How Genie provides a quality NBAD solution?
A Total Solution for Threat Detection, Mitigation and Reporting

• The challenges of current network security?
  The rapid development of Internet applications has brought new challenges to the network security. One of the oldest, but still most effective, methods to exploit IP infrastructure weakness is the Distributed Denial of Service (DDoS) attack. DDoS attacks have been launched against Internet sites/hosts for years. DDoS attacks usually involve breaking into thousands of systems all over the Internet, and overwhelm the target systems with data, such that the responses from the target systems are either slowed or stopped altogether. In order to create the necessary amount of traffic, a network of zombie or robot computers is often used. Zombies or botnets are computers that have been compromised by attackers, usually through the use of worms and Trojans, allowing the compromised systems to be installed and remotely controlled. Collectively, these systems are able to create the high traffic volume to create a DDoS attacks.
  They are a significant problem not only because they exhaust bandwidth, network device processing capacity, breaking network connectivity to the victims, and shut an organization off from the Internet, but also because the ‘conventional security products’, such as Firewalls, IDS/IPS (Intrusion Detection System/Intrusion Prevention System), provide no comprehensive solution— no one silver bullet exists. Each of the ‘conventional security products” has some limitations:
  Access Control Lists (ACL): Access Control Lists in the routers or switches can be used to block traffic flow with specific characteristics (e.g. addresses, protocols, etc.) but only if the characteristics can be known in advance. Therefore, even though ACLs can be used to filter offending traffic once they are recognized, the routers/switches lack the processing power and profiling intelligence to make such recognition on their own. On the other hand, the administrative time spent on determining ACL rules is cost overhead associated with the attacks. Therefore, ACLs can be useful for filtering identified unwanted traffic, but ACLs alone can not serve as a DDoS mitigation solution.
  Firewalls: firewalls provide network security protection by restricting access to authorized users and blocking unwanted protocols. However, it cannot always be known in advance who will be illegally accessing the networks and hence unable to prescreen the attackers via the firewall rules. Even though certain protocols and ports can be blocked by firewall rules, most DDoS attacks can utilize well-known, authorized ports, such as TCP port 80, which cannot be blocked. Therefore, firewalls offer some valuable protection in a complete security solution, but firewalls alone are ineffective in protect DDoS attacks.
  Intrusion Detection System/Intrusion Prevention System (IDS/IPS): an Intrusion Detection System (IDS) monitor network traffic and set an alarm if certain conditions are met. An Intrusion Prevention System (IPS) automatically takes actions to block an attack once it is identified.
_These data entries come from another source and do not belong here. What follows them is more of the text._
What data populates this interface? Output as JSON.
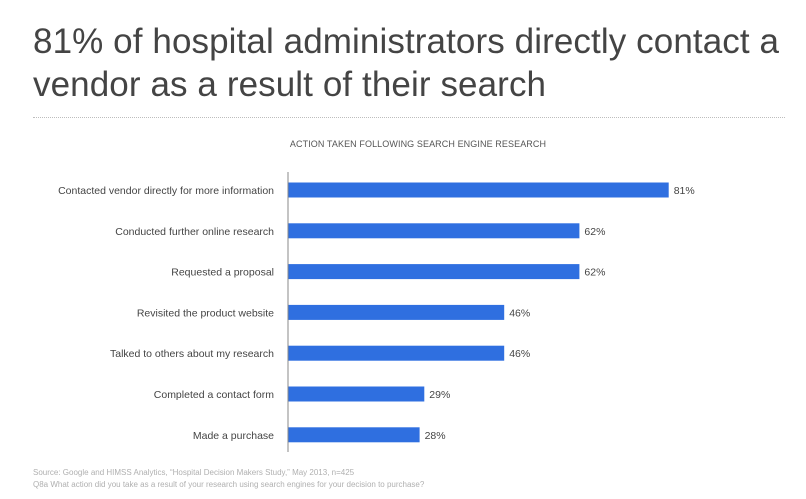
{
  "headline": "81% of hospital administrators directly contact a vendor as a result of their search",
  "chart_data": {
    "type": "bar",
    "orientation": "horizontal",
    "title": "ACTION TAKEN FOLLOWING SEARCH ENGINE RESEARCH",
    "categories": [
      "Contacted vendor directly for more information",
      "Conducted further online research",
      "Requested a proposal",
      "Revisited the product website",
      "Talked to others about my research",
      "Completed a contact form",
      "Made a purchase"
    ],
    "values": [
      81,
      62,
      62,
      46,
      46,
      29,
      28
    ],
    "value_labels": [
      "81%",
      "62%",
      "62%",
      "46%",
      "46%",
      "29%",
      "28%"
    ],
    "unit": "%",
    "xlim": [
      0,
      100
    ],
    "grid": false,
    "bar_color": "#2f6fe0",
    "axis_color": "#888888"
  },
  "footnotes": {
    "source": "Source: Google and HIMSS Analytics, “Hospital Decision Makers Study,” May 2013, n=425",
    "question": "Q8a What action did you take as a result of your research using search engines for your decision to purchase?"
  }
}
Some IDSs/IPSs are designed to detect intrusion traffic flows by matching them with known “attack signatures.” However, this type of content-based detection mechanisms fails to identify ‘zero-day attacks.’ Furthermore, lots of DDoS attacks disguise their behavior as legitimate traffic, and do not have a content signature for them to match. In order to solve such content-based detection disadvantage, now some IDSs/IPSs are implemented to look for traffic rate changes, protocol violations. Nevertheless, such behavior-based DDoS against IDSs/IPSs still cannot effectively detect DDoS attacks. This is due to the link-based, inline, or say gateway-alike system architecture of them. The link-based nature incurs several disadvantages with it:
  1. care traffic information source: a link-based IDS/IPS can only monitor the traffic going by/through the link which it is deployed. Therefore, if not deploying the IDS/IPS on every link in the network (which is an impractical approach), the IDS/IPS cannot gain the traffic flowing through those links where they are not sitting on. This disadvantage is usually illustrated as the problem of inability to detect “internal threats.”
  2. Discrete traffic information: even if we put aside the expensive deployment cost issue and deploy many IDSs/IPSs on a network in order to resolve the little traffic information source problem, there still exist the weakness of discrete traffic information. Without a collective, aggregative and centralized intelligence for anomalous traffic detection, DDoS attacks cannot be identified effectively and efficiently.
  3. Lack of some valuable traffic information: the traffic information for IDSs/IPSs usually comes from the direct traffic monitored, but no other useful information such as network device performance, routing patch, etc. Without these valuable information sources, some malicious attacks cannot be detected and important attack information (e.g. the attacking paths, the impacted resources, etc.) cannot be identified effectively.
  4. Cost of deployment and management: in order to protect a network from points to perimeter, from perimeter to network-wide, a number of IDSs/IPSs must be deployed in different places in the network. This not only increase the monetary costs of solution deployment, but also the difficulty of system management.

 

• What's NBAD system for? (The benefits of an NBAD system?)
  Network Behavior Anomaly Detection (NBAD) systems usually support network behavior visibility primarily for security-relevant activity and incidents. These systems monitor network traffic for deviations that usually indicate DDoS outbreaks, zero-day attacks, and other forms of network misuse. They fill the gap left by policy- and signature-based point solutions, such as ACLs, firewalls, and IDS/IPS, which may miss threats for which they are not specifically configured to detect or they are not positioned at the attacking path. Therefore, NBAD is usually considered the last line of security defense.
  An NBAD system presents several advantages which complements the weaknesses of other security products:
  

1. Built-in traffic analysis detection intelligence – the one area where NBAD has clear advantage over other content-based products is its built-in anomaly detection mechanisms. They are designed to catch an infection early and limit the impact and address “zero-day” vulnerabilities
2. Collect ubiquitous traffic information – aggregates traffic information from different network nodes and various data sources. This enables the network-wide protection, which addresses the “internal threat” problem;
3. Leverage information exported from existing network devices – uses Flow data exported from routers or switches already deployed in the network everywhere. Therefore, the network-wide protection can be accomplished without extra deployment of ‘sensors’ or ‘probes’, and hence avoid the high deployment and management cost issue;
4. Incident visibility and forensics – provides granular visibility into the network traffic behaviors. NBAD technologies are not only effective security systems against network threats, but are also decision support systems that give visibility to a knowledgeable network managers who can interpret, investigate and respond to a variety of suspicious activities on the network.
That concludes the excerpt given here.